O ,, Dziewczynie ognia i cierni „ było niedawno dość głośno . Miałam wrażenie ,że dosłownie wszyscy ją czytają, a tylko ja  jestem  zacofana, gdyż nie miałam jeszcze okazji dostać jej w swoje ręce. Ostatnio jednak  los się do mnie uśmiechnął i dzięki wydawnictwu Albatros książka ta zawitała w moje progi, a ja od razu zabrałam się do  czytania. W końcu przekonałam się dlaczego powieść ta  wzbudza zachwyt u czytelników.

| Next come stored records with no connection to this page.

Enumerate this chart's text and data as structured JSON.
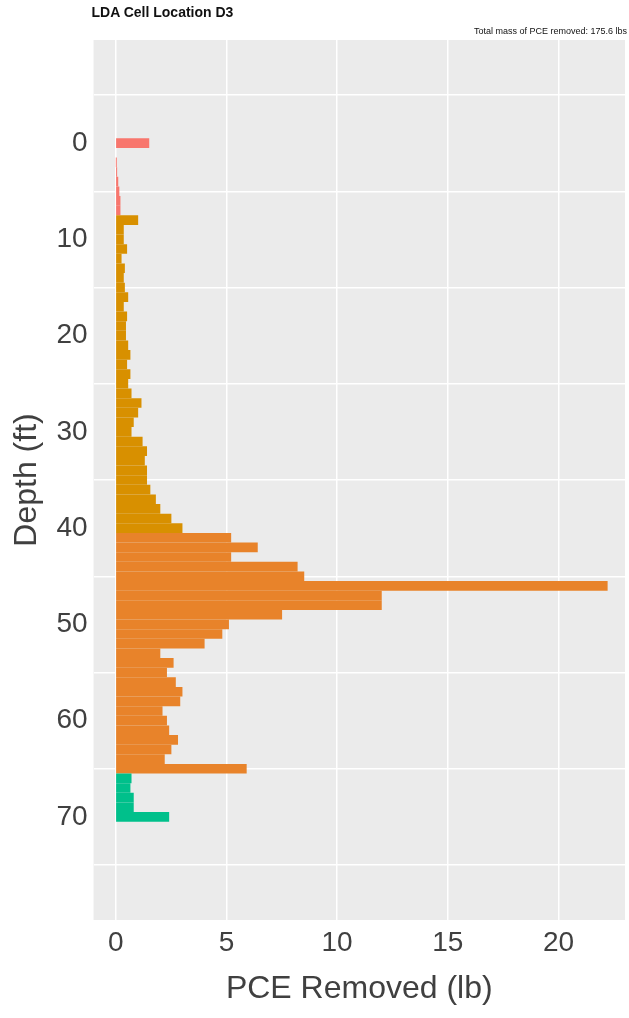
{
  "chart_data": {
    "type": "bar",
    "orientation": "horizontal",
    "title": "LDA Cell Location D3",
    "xlabel": "PCE Removed (lb)",
    "ylabel": "Depth (ft)",
    "annotations": [
      "Total mass of PCE removed: 175.6 lbs"
    ],
    "x": [
      0,
      2,
      3,
      4,
      5,
      6,
      7,
      8,
      9,
      10,
      11,
      12,
      13,
      14,
      15,
      16,
      17,
      18,
      19,
      20,
      21,
      22,
      23,
      24,
      25,
      26,
      27,
      28,
      29,
      30,
      31,
      32,
      33,
      34,
      35,
      36,
      37,
      38,
      39,
      40,
      41,
      42,
      43,
      44,
      45,
      46,
      47,
      48,
      49,
      50,
      51,
      52,
      53,
      54,
      55,
      56,
      57,
      58,
      59,
      60,
      61,
      62,
      63,
      64,
      65,
      66,
      67,
      68,
      69,
      70
    ],
    "values": [
      1.5,
      0.02,
      0.05,
      0.1,
      0.15,
      0.2,
      0.2,
      1.0,
      0.35,
      0.35,
      0.5,
      0.25,
      0.4,
      0.35,
      0.4,
      0.55,
      0.35,
      0.5,
      0.45,
      0.45,
      0.55,
      0.65,
      0.5,
      0.65,
      0.55,
      0.7,
      1.15,
      1.0,
      0.8,
      0.7,
      1.2,
      1.4,
      1.3,
      1.4,
      1.4,
      1.55,
      1.8,
      2.0,
      2.5,
      3.0,
      5.2,
      6.4,
      5.2,
      8.2,
      8.5,
      22.2,
      12.0,
      12.0,
      7.5,
      5.1,
      4.8,
      4.0,
      2.0,
      2.6,
      2.3,
      2.7,
      3.0,
      2.9,
      2.1,
      2.3,
      2.4,
      2.8,
      2.5,
      2.2,
      5.9,
      0.7,
      0.65,
      0.8,
      0.8,
      2.4
    ],
    "colors": [
      "#f8766d",
      "#f8766d",
      "#f8766d",
      "#f8766d",
      "#f8766d",
      "#f8766d",
      "#f8766d",
      "#d89000",
      "#d89000",
      "#d89000",
      "#d89000",
      "#d89000",
      "#d89000",
      "#d89000",
      "#d89000",
      "#d89000",
      "#d89000",
      "#d89000",
      "#d89000",
      "#d89000",
      "#d89000",
      "#d89000",
      "#d89000",
      "#d89000",
      "#d89000",
      "#d89000",
      "#d89000",
      "#d89000",
      "#d89000",
      "#d89000",
      "#d89000",
      "#d89000",
      "#d89000",
      "#d89000",
      "#d89000",
      "#d89000",
      "#d89000",
      "#d89000",
      "#d89000",
      "#d89000",
      "#e8832a",
      "#e8832a",
      "#e8832a",
      "#e8832a",
      "#e8832a",
      "#e8832a",
      "#e8832a",
      "#e8832a",
      "#e8832a",
      "#e8832a",
      "#e8832a",
      "#e8832a",
      "#e8832a",
      "#e8832a",
      "#e8832a",
      "#e8832a",
      "#e8832a",
      "#e8832a",
      "#e8832a",
      "#e8832a",
      "#e8832a",
      "#e8832a",
      "#e8832a",
      "#e8832a",
      "#e8832a",
      "#00c08b",
      "#00c08b",
      "#00c08b",
      "#00c08b",
      "#00c08b"
    ],
    "xlim": [
      -1,
      23
    ],
    "xticks": [
      0,
      5,
      10,
      15,
      20
    ],
    "ylim": [
      75,
      -5
    ],
    "yticks": [
      0,
      10,
      20,
      30,
      40,
      50,
      60,
      70
    ],
    "grid": true
  }
}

Elisa została wybrana. Otrzymuje Boski Kamień , a wraz z nim wielkie zadanie, które jak do tej pory jest nadal dla niej jedną , wielką niewiadomą. Dziewczyna w dniu swoich szesnastych urodzin zostaje oddana za żonę obcemu mężczyźnie , którego widzi po raz  pierwszy w życiu na oczy w dniu swojego ślubu. Musi wyjechać ze swojego rodzinnego kraju w nieznane. Podczas podróży uświadamia sobie, że ma wielu wrogów , o istnieniu których nie wiedziała  ..

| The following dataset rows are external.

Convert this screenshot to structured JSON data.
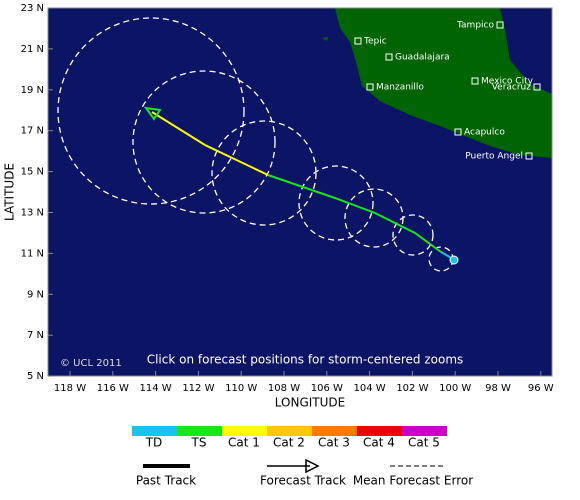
{
  "map": {
    "lat_labels": [
      "23 N",
      "21 N",
      "19 N",
      "17 N",
      "15 N",
      "13 N",
      "11 N",
      "9 N",
      "7 N",
      "5 N"
    ],
    "lon_labels": [
      "118 W",
      "116 W",
      "114 W",
      "112 W",
      "110 W",
      "108 W",
      "106 W",
      "104 W",
      "102 W",
      "100 W",
      "98 W",
      "96 W"
    ],
    "x_axis_label": "LONGITUDE",
    "y_axis_label": "LATITUDE",
    "copyright": "© UCL 2011",
    "note": "Click on forecast positions for storm-centered zooms",
    "cities": [
      "Tampico",
      "Tepic",
      "Guadalajara",
      "Mexico City",
      "Veracruz",
      "Manzanillo",
      "Acapulco",
      "Puerto Angel"
    ]
  },
  "legend": {
    "categories": [
      {
        "label": "TD",
        "color": "#19c3f0"
      },
      {
        "label": "TS",
        "color": "#19e619"
      },
      {
        "label": "Cat 1",
        "color": "#ffff00"
      },
      {
        "label": "Cat 2",
        "color": "#ffc800"
      },
      {
        "label": "Cat 3",
        "color": "#ff7800"
      },
      {
        "label": "Cat 4",
        "color": "#f00000"
      },
      {
        "label": "Cat 5",
        "color": "#c800c8"
      }
    ],
    "tracks": [
      "Past Track",
      "Forecast Track",
      "Mean Forecast Error"
    ]
  }
}
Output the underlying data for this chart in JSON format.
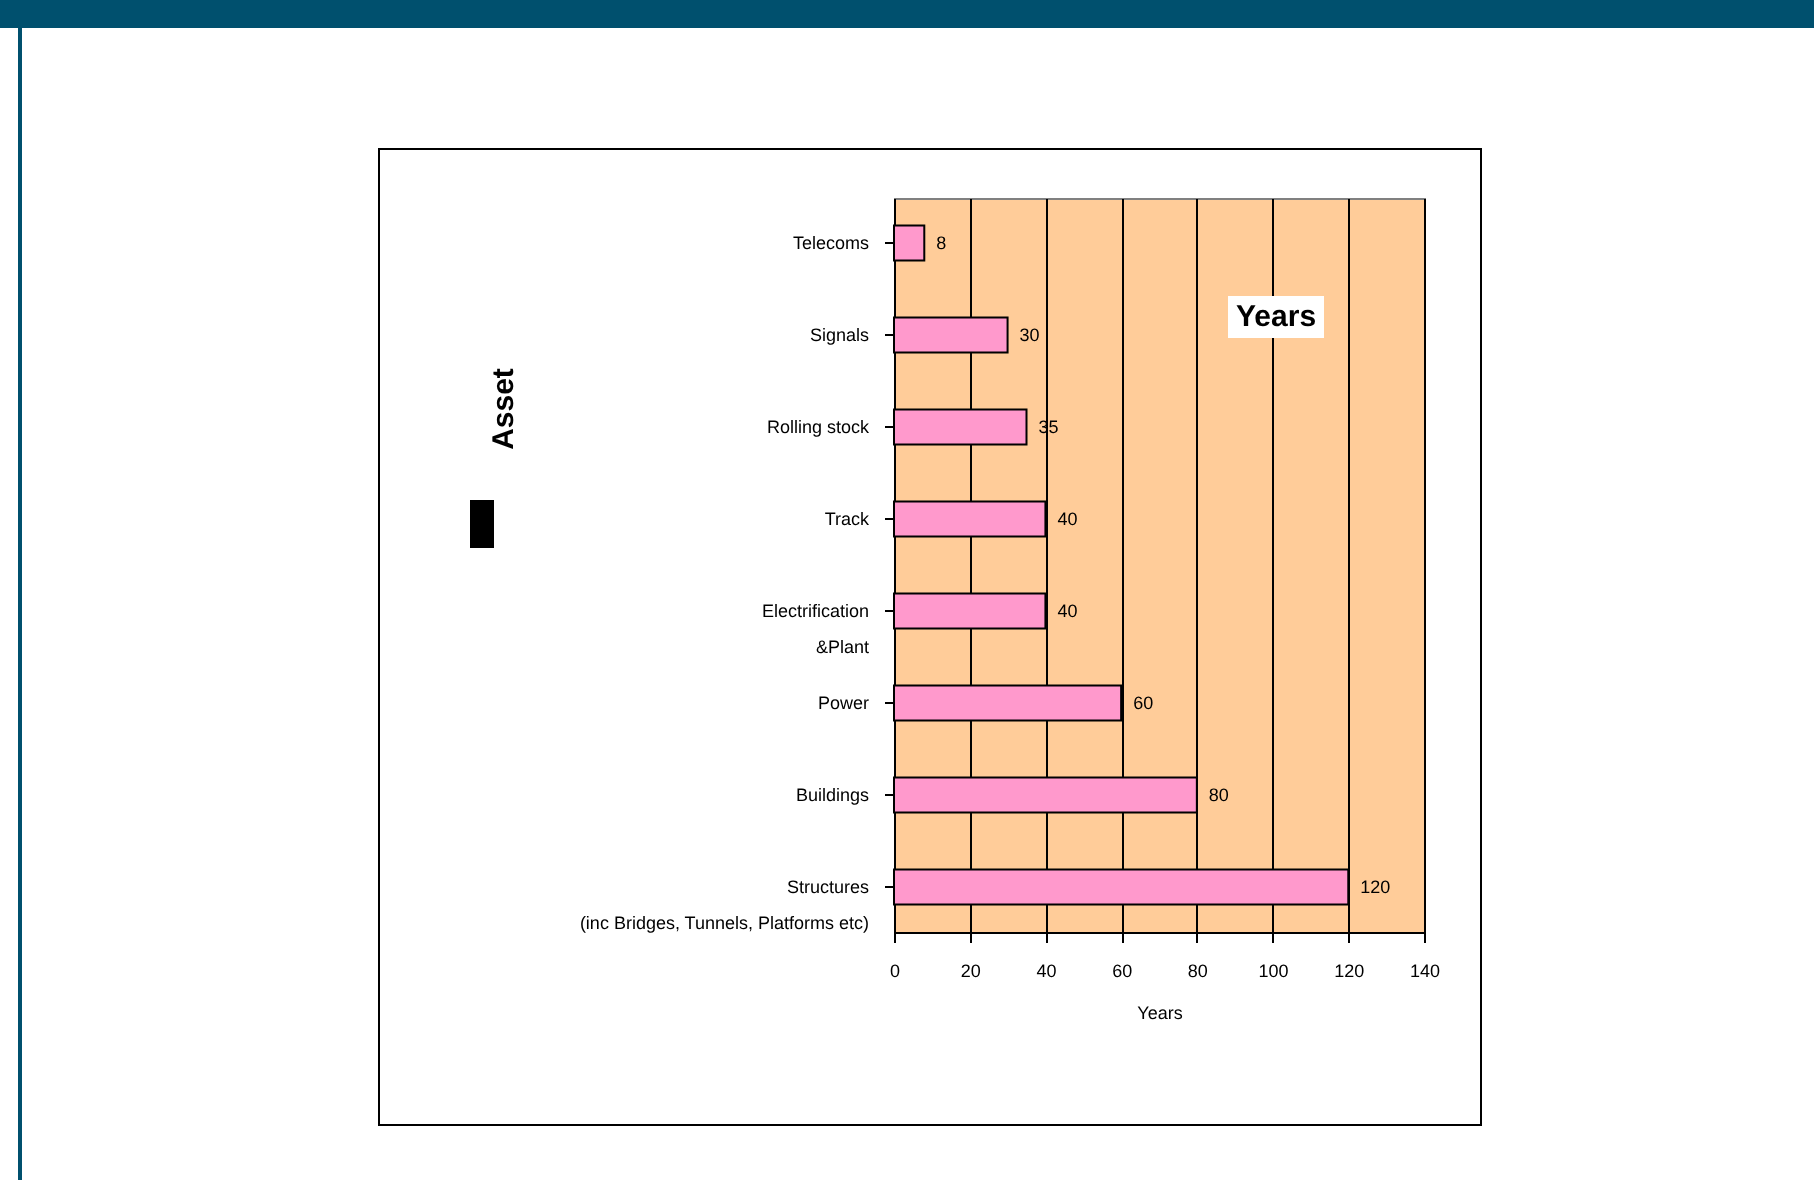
{
  "chart_data": {
    "type": "bar",
    "orientation": "horizontal",
    "xlabel": "Years",
    "ylabel": "Asset",
    "categories": [
      "Telecoms",
      "Signals",
      "Rolling stock",
      "Track",
      "Electrification\n&Plant",
      "Power",
      "Buildings",
      "Structures\n(inc Bridges, Tunnels, Platforms etc)"
    ],
    "values": [
      8,
      30,
      35,
      40,
      40,
      60,
      80,
      120
    ],
    "color": "#ff99cc",
    "xlim": [
      0,
      140
    ],
    "xticks": [
      0,
      20,
      40,
      60,
      80,
      100,
      120,
      140
    ],
    "grid": "x",
    "data_labels": true,
    "annotations": [
      "Years"
    ]
  }
}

Elisa jest dość specyficzną postacią , rzadko bowiem zdarza się , aby bohaterka nie była chuda jak patyk .Dziewczyna nie ma też takich samych kompleksów jak większość bohaterek , z którymi miałam do tej pory do czynienia, gdyż zamiast rozpaczać nad swoją płaską jak deska klatką piersiową, ona zadręcza się  nadmiarem swojego ciała. To było dla mnie miłą odmianą. Na początku denerwowała mnie swoim zachowaniem , ale potem stwierdziłam ,że na jej postrzeganie samej siebie mieli duży wpływ ojciec i siostra.  Moim zdaniem kompleksy nie biorą się same z siebie , ktoś  musi być ich przyczyną. W tym przypadku była to najbliższa rodzina księżniczki. Potem  bardzo polubiłam Elisę, gdyż bardzo mi zaimponowała swoim zachowaniem i umiejętnością zachowania trzeźwości umysłu w niektórych momentach. Możliwość obserwowania zmian , jakie zachodziły w  zachowaniu dziewczyny ,  była dla mnie bardzo przyjemną przygodną.

Na początku było mi bardzo trudno wciągnąć się w tę historię. Nie jestem do końca pewna , co było tego przyczyną ,ale pierwsze sto stron strasznie  mnie męczyły i naprawdę marnie widziałam moją dalszą przygodę czytelniczą z tą książką. Potem jednak  jak za dotknięciem czarodziejskiej  różdżki , powieść  z nużącej oraz denerwującej  , stała się niesamowicie wciągająca i nieprzewidywalna. Kiedy byłam już na 100% pewna, jaki los zgotuje za chwilę  autorka swoim bohaterom  , pani Carson dawała mi pstryczka w nos. A mnie nie pozostawało nic  tylko robić wielkie oczy , niczym Atomówki , z niedowierzania przy niespodziewanych zwrotach akcji i pomysłach autorki. Dlatego czytałam powieść z żywym zainteresowaniem , a  mój apetyt na  ciąg dalszy historii był  podsycany z każdą następną kartką.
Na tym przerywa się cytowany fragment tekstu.